Er is vanuit de Vrije Universiteit Amsterdam (VU) onder leiding van prof. dr. mr. A.J. (Arno) Akkermans een werkgroep gevormd die eind 2019 een enquête over de IMWD-vraagstelling heeft verspreid onder professionals werkzaam in de letselschadepraktijk. De verdeling juristen versus medici die hebben meegedaan, is ongeveer gelijk. De resultaten van deze enquête en de voorstellen voor een mogelijke revisie zijn besproken in een artikel in het Tijdschrift voor Vergoeding Personenschade. In dit blogbericht licht ik kort een aantal conclusies en suggesties voor mogelijke aanpassingen toe.

Uitkomsten enquête

De belangrijkste conclusie uit de enquête is dat de IWMD-vraagstelling in de eerste tien jaar na haar verschijnen frequent aan onafhankelijke experts is voorgelegd, zowel binnen als buiten rechte. Over het algemeen zijn de meningen over de huidige IWMD-vraagstelling positief.

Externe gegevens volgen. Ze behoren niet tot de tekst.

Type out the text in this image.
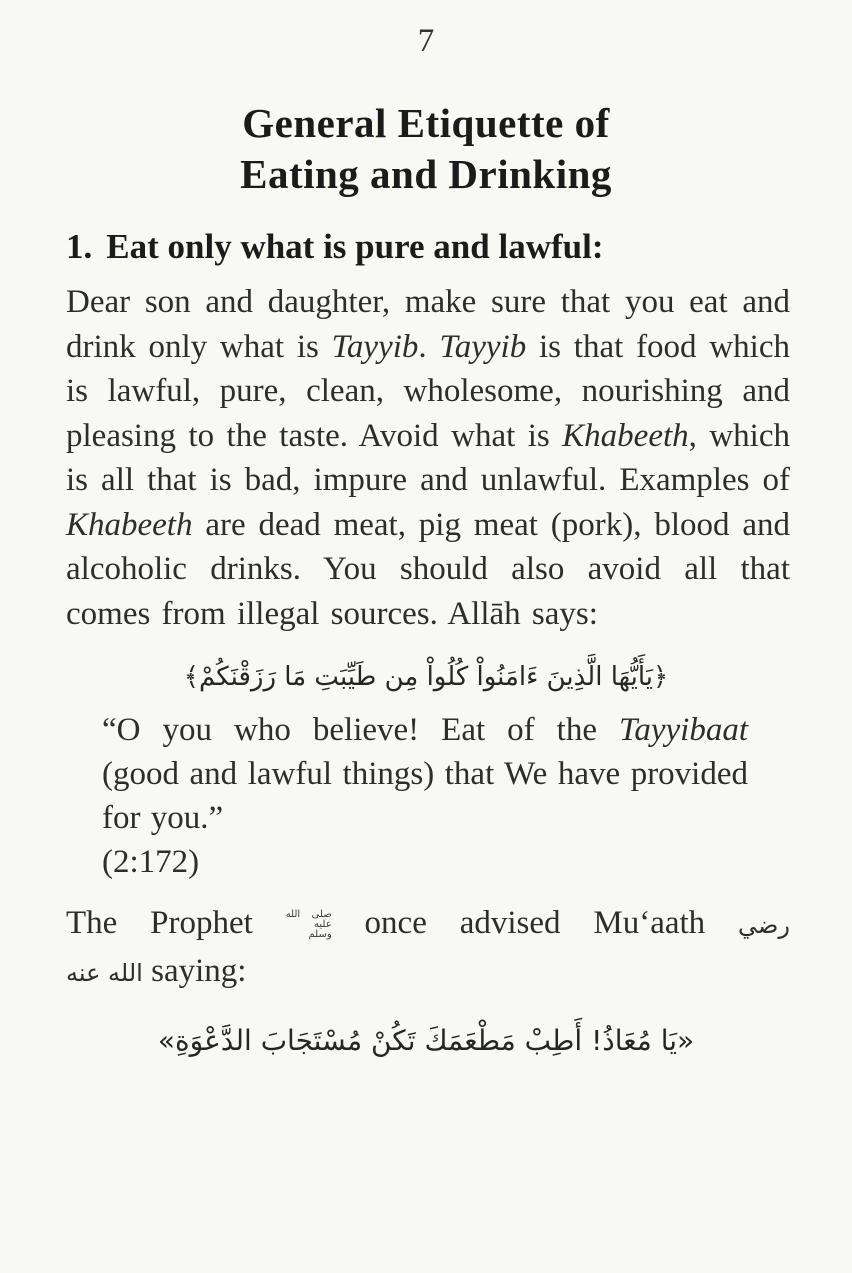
7
General Etiquette of
Eating and Drinking
1. Eat only what is pure and lawful:

Dear son and daughter, make sure that you eat and drink only what is Tayyib. Tayyib is that food which is lawful, pure, clean, wholesome, nourishing and pleasing to the taste. Avoid what is Khabeeth, which is all that is bad, impure and unlawful. Examples of Khabeeth are dead meat, pig meat (pork), blood and alcoholic drinks. You should also avoid all that comes from illegal sources. Allāh says:

﴿يَأَيُّهَا الَّذِينَ ءَامَنُواْ كُلُواْ مِن طَيِّبَتِ مَا رَزَقْنَكُمْ﴾

“O you who believe! Eat of the Tayyibaat (good and lawful things) that We have provided for you.”

(2:172)
The Prophet صلى الله
عليه
وسلم once advised Mu‘aath رضي
الله عنه saying:
«يَا مُعَاذُ! أَطِبْ مَطْعَمَكَ تَكُنْ مُسْتَجَابَ الدَّعْوَةِ»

Evenwel zijn medici minder enthousiast: meer dan de helft van de medisch adviseurs ervaart problemen met de verwerking van de antwoorden van de expert in hun adviezen. Een verklaring voor het verschil in waardering door juristen en medici zou erin gelegen kunnen zijn dat voor de juristen de noodzaak van de systematiek van de IWMD-vraagstelling (de ‘indirecte’ aanpak) in het algemeen makkelijker inzichtelijk is dan voor medici, aldus de werkgroep.

 

Als belangrijk voordeel van de IWMD-vraagstelling wordt onder andere opgemerkt dat ook rechters in letselschadezaken de antwoorden van de deskundigen op de IWMD-vraagstelling vrijwel altijd volgen. Als minpunten worden genoemd de beperkte dan wel (on)geschiktheid van de vraagstelling. Zo is deze vraagstelling niet/minder geschikt voor medische aansprakelijkheidszaken, in zaken met niet-objectiveerbaar letsel, of voor psychiatrische en/of verzekeringsgeneeskundige expertises. Beantwoording van de vragen over de beperkingen blijkt extra lastig bij moeilijk objectiveerbaar letsel (whiplash) en bijvoorbeeld pre-existente artrose. Naar de mening van de respondenten kan in ruim 60% van de gevallen de ongevalsgerelateerde schade soms niet adequaat worden vastgesteld met de huidige vraagstelling.

 

Deze problemen zullen niet zomaar door een andere vraagstelling kunnen worden opgelost, maar zijn volgens de werkgroep wel voldoende aanleiding om een poging te ondernemen om de vraagstelling te verbeteren. De werkgroep doet hiervoor een aantal suggesties. Ik noem er enkele die mij in het oog springen.

Aanpassing IWMD-vraagstelling

Enkele respondenten vindt de manier van vragen stellen te juridisch en te weinig medisch. Er zou volgens de werkgroep een toelichting kunnen worden toegevoegd inhoudende dat deze vraagstelling in beginsel een medisch vraag is die wordt toegepast in een juridisch kader.
Met betrekking tot het probleem dat toekomstige risico’s niet altijd worden benoemd, adviseert de werkgroep de vragen naar risico’s en kwade kansen beter toe te lichten. Bij de toelichting komt dan te staan dat het doel van de vraag is om toekomstige risico’s en toekomstige verbeteringen in kaart te brengen, waarbij enerzijds kan worden gedacht aan een kans op posttraumatische artrose, aanwezigheid van osteosynthesemateriaal of risico op posttraumatische epilepsie en anderzijds mogelijke verbeteringen door therapie. Tot slot komt de suggestie naar voren om het percentage blijvende invaliditeit weer standaard toe te voegen aan de IWMD-vraagstelling. In de huidige versie staat deze vraag in het optionele gedeelte.

 

Bovenstaande opties betreffen slechts een selectie van alle door de werkgroep genoemde opties voor mogelijke aanpassingen. De werkgroep vraagt professionals uit de letselschadebranche om hun visie te geven. Het is aan De Letselschade Raad om verder vorm te geven aan een eventueel vervolg. Alle informatie over het verloop van de enquête en de uitkomsten is ook terug te vinden op de website van de Letselschade Raad.